Few film franchises have shown a willingness to change and evolve with the times quite like the Fast and Furious series. Starting as a spiritual successor to Point Break in 2001, the franchise has grown from a grounded and gritty street-level crime thriller in The Fast and the Furious to a global espionage blockbuster franchise in 2017's The Fate of the Furious. It's a change that has not gone unnoticed by original Fast and Furious director Rob Cohen, and the filmmaker recently opened up in an interview and explained that he's just happy to see original characters remain at the heart of the enhanced spectacle. Per Cohen:
The franchise went from a Los Angeles story built around a family of multicultural brothers and sisters to what I'll call 'pure spectacle.' The beauty is that the audience has ridden along with it for these 18 years. I'm very proud that the characters I created in 2001 are still in the lexicon. There's still a Dominic Toretto appearing every two years, or a Mia Toretto, or a Letty. It had to evolve, and it evolved in a way that was ultra-worldwide commercial. And the heartbeat of it is: We live in a world with no gravity, cars can do anything. They can burst out of the nose of airplanes. People can jump across freeways. They can take down helicopters. It's like, 'Okay, anything for the spectacle.' They spend $350 million on these movies, so they've got the money to pull this stuff off. And the audience is eating it up. The last one still did $1.25 billion. For my kids' college fund, I'm very happy that it's had this longevity.
The Fast and Furious franchise has evolved quite a bit over the course of the last 18 years, and Rob Cohen has picked up on the shift.

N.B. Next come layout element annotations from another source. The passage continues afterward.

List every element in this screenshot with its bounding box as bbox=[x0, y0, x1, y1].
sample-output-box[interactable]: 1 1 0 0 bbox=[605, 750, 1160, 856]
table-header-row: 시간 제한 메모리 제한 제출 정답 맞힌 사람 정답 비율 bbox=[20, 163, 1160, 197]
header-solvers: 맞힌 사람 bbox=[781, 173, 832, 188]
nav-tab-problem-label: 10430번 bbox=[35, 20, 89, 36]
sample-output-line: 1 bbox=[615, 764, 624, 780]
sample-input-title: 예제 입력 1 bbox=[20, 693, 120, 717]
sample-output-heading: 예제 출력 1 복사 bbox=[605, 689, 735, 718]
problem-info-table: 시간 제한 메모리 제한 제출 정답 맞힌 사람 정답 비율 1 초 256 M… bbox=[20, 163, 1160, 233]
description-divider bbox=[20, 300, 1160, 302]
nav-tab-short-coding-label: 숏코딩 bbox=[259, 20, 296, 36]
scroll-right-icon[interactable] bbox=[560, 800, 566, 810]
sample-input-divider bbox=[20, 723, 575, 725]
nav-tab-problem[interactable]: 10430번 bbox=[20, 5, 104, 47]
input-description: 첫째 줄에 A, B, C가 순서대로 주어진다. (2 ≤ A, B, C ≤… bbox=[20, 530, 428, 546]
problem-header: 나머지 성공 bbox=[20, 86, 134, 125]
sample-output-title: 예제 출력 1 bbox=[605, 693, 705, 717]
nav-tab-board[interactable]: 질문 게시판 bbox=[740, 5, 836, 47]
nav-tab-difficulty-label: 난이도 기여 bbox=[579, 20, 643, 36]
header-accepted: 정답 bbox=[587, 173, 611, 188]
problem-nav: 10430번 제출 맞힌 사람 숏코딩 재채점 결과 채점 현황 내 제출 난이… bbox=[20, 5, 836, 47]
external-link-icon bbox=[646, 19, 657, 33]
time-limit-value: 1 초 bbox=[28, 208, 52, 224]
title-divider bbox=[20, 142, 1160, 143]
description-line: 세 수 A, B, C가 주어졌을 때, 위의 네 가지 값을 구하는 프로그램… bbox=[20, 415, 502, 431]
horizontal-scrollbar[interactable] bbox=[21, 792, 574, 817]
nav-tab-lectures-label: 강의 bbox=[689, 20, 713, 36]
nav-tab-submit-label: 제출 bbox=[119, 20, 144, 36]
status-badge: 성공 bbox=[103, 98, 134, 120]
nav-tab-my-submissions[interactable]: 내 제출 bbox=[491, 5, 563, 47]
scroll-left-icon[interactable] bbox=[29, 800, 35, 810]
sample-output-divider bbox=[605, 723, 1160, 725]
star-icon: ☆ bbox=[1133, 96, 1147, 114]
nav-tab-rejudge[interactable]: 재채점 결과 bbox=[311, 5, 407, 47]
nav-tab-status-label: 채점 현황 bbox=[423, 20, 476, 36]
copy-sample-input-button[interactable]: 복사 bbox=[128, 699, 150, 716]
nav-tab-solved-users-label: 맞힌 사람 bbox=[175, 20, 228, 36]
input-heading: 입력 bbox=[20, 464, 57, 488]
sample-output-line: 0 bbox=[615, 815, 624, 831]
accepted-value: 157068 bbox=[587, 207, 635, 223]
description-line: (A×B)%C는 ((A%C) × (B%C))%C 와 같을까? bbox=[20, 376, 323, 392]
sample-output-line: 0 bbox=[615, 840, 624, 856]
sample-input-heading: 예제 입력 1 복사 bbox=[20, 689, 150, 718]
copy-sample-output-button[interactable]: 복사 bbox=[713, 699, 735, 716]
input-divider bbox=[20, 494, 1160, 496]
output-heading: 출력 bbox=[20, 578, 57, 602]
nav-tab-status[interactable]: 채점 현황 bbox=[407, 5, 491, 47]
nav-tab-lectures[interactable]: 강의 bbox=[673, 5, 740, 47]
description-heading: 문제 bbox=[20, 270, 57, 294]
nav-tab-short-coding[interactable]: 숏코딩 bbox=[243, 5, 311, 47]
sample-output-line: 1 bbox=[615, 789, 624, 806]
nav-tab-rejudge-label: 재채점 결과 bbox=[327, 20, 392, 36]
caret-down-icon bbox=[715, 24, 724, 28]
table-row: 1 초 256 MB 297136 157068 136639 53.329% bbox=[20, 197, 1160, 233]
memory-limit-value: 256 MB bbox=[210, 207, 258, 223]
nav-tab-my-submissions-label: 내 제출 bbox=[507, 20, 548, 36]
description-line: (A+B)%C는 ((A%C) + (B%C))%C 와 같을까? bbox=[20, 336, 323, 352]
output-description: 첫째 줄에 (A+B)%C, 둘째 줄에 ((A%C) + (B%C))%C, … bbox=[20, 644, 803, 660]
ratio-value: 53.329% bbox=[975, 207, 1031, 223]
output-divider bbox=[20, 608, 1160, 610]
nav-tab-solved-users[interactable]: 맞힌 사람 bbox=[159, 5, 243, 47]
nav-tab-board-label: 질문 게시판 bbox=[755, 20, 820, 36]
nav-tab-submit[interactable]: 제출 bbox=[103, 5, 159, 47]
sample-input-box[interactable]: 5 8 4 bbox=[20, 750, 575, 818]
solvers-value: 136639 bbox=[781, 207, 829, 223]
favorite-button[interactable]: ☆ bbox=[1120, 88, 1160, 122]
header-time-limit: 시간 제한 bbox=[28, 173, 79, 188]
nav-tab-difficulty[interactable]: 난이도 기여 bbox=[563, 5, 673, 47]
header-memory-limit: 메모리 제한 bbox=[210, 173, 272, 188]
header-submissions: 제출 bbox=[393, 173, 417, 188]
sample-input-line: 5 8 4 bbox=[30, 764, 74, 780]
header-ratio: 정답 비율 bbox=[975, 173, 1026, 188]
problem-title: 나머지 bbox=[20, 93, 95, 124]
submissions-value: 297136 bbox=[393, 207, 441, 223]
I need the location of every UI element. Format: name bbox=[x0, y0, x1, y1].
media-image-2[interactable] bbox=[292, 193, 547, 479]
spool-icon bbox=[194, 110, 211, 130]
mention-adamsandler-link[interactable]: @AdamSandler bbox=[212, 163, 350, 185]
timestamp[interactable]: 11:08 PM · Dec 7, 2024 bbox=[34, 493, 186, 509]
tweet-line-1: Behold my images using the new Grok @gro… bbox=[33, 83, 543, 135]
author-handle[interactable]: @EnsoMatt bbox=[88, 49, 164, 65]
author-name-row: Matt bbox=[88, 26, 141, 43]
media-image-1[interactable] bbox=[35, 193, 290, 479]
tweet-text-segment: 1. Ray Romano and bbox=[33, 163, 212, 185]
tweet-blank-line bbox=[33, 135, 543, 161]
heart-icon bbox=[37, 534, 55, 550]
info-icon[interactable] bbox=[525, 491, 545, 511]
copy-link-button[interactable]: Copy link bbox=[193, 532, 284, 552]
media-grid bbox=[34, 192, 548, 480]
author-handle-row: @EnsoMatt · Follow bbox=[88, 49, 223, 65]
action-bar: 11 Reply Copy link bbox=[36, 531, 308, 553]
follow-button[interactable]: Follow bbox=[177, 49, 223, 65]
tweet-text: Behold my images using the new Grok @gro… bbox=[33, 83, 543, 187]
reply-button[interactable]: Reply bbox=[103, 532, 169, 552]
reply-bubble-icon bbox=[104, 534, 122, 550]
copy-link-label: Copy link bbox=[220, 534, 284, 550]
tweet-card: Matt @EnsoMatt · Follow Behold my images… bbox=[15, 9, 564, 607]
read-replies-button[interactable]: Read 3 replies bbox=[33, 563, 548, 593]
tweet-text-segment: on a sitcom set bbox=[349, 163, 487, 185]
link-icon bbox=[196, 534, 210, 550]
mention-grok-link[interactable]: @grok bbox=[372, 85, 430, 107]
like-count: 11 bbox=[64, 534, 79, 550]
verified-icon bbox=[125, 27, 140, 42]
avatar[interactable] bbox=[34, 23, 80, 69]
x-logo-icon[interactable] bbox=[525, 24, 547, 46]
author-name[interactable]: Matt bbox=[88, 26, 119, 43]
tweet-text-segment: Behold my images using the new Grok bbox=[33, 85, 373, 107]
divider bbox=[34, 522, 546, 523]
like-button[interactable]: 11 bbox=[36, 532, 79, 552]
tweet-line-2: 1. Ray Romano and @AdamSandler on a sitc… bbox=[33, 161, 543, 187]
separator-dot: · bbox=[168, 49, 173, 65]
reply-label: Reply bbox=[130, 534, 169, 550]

While The Fast and the Furious told a relatively small-scale story about a group of Los Angeles crooks trying to steal home electronics, the series has gradually shifted to a much larger scale (something that really kicked into high-gear with Fast Five) and turned into something in the vein of a spy thriller series. It's not what Rob Cohen created, but he seems happy enough to see the characters persist in the zeitgeist and maintain the level of longevity they have.
Of course, despite all of the changes, it seems that Rob Cohen remains particularly proud of the film he directed. In fact, the filmmaker admitted in his conversation with Screen Crush that fans still regularly see his film as the best of the series. Cohen also said:
I started out to do a different thing, but the thing that I did implanted this world and these characters deeply in that audience. And they're still coming for a hit of it. And most of the time when you go on the internet and [read] 'Which was the best Fast & Furious?' It's almost always mine.
Now it's a matter of watching to see where the Fast and Furious franchise can go from here. The Fate of the Furious arguably blew the lid off of any remaining semblance of realism (cars take down a submarine, and The Rock simply shrugs off rubber bullets in the prison fight), so the series will either continue on that trajectory or scale things back down to something closer to Rob Cohen's vision. We will have to wait until 2019 when the next installment under the Fast and Furious banner debuts to know for sure.
As far as the future of the Fast and Furious franchise goes, you can catch the Hobbs/Shaw spinoff movie in theaters on July 29, 2019, while Fast Nine will debut in theaters April 10, 2020, and Fast Ten will premiere on April 2, 2021. For now, you can catch Rob Cohen's latest high-octane outing when The Hurricane Heist premieres in theaters this weekend on March 9.